Moreover, Re-experiencing, Generalized Anxiety, and Schizophrenia PRSs, alongside Depression and Neuroticism PRSs, significantly predicted average PTSD symptoms during the monitoring period. In particular, Depression-PRS emerged as a consistent cross-sectional predictor of PTSD, and in addition uniquely predicted PTSD diagnostic status obtained via diagnostic interview. The associations were the most prominent when contrasting the lowest and highest genetic risk groups, in line with the view that psychiatric PRSs may be particularly informative at the very high genetic susceptibility scores (Lewis & Vassos, 2017). This finding is in line with the known genetic overlap between PTSD and depression (Sartor et al., 2012), as well as with the evidence for common genetic vulnerability to internalizing psychopathology more broadly (Hettema et al., 2006).

Notably, the PRS derived for PTSD by the PGC (Nievergelt et al., 2019) was not predictive of this condition in the current sample, although the association was in the expected direction. This might be due to small effect sizes reported in this study, which may only reach significance when the PTSD-PRS is tested in very large samples (Gelernter et al., 2019). The null findings might also reflect sex differences in genetic influences on PTSD, such as higher heritability of PTSD in women (Duncan et al., 2018), and notably better performance of the PGC-PTSD-PRS in female samples (Nievergelt et al., 2019). The sex differences in the genetic architecture of PTSD could also affect associations with other PRSs. Finally, cross-sectional associations with PRSs were comparable across all PTSD symptom clusters, although only three PRSs significantly predicted avoidance symptoms. Overall, the current results show little phenotype-specificity in PRS prediction and instead support transdiagnostic applications of PRSs in translational studies. This is consistent with the notion of shared genetic vulnerability across diagnostic categories (Smoller et al., 2018; Waszczuk et al., 2020). Emerging cross-disorder analyses suggest that pleiotropic genes are uniquely involved in neurodevelopmental processes, such as neurogenesis and neuron differentiation (Lee et al., 2019).

The six selected PRSs and 9/11 trauma exposure severity constituted independent, significant predictors of PTSD. Notably, PRSs accounted for approximately four times more variance in PTSD than exposure severity. This novel finding suggests that at the point of trauma exposure, genetic vulnerability to psychopathology may be a better indicator of long-term PTSD outcomes than the severity of trauma.
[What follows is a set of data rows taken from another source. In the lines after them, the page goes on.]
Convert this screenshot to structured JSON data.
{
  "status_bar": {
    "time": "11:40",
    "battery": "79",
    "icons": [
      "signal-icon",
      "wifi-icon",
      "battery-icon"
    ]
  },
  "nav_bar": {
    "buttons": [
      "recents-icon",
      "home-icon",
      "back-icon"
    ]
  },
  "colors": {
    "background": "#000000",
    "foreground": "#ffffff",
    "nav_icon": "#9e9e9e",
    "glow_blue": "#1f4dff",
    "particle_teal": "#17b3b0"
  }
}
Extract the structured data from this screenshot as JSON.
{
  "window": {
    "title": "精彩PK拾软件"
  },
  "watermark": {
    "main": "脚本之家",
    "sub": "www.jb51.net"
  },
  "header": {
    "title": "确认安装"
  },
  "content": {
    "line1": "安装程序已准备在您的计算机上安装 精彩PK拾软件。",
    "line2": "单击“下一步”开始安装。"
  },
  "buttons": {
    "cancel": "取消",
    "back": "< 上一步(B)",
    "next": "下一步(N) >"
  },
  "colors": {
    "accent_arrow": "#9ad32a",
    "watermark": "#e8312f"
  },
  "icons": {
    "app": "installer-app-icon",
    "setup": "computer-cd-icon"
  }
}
Nonetheless, the trauma exposure is by definition necessary for PTSD onset and an inclusion of both sources of information maximizes prediction. The weak association between trauma exposure severity and WTC-related PTSD outcome has been reported previously in this population and reflects a multifactorial etiology of enduring PTSD (Luft et al., 2012). Finally, the lack of a significant association between exposure severity and any of the PRSs argues against the gene–environment correlation, i.e. genetic vulnerability to psychopathology contributing to higher levels of trauma exposures. This is in line with some (Peterson et al., 2018), but not all (Dunn et al., 2016; Peyrot et al., 2018) molecular studies of the gene–environment correlation in depression. Nonetheless, a gene–environment correlation could still occur for selection into responder occupations or for experiencing the trauma exposure itself.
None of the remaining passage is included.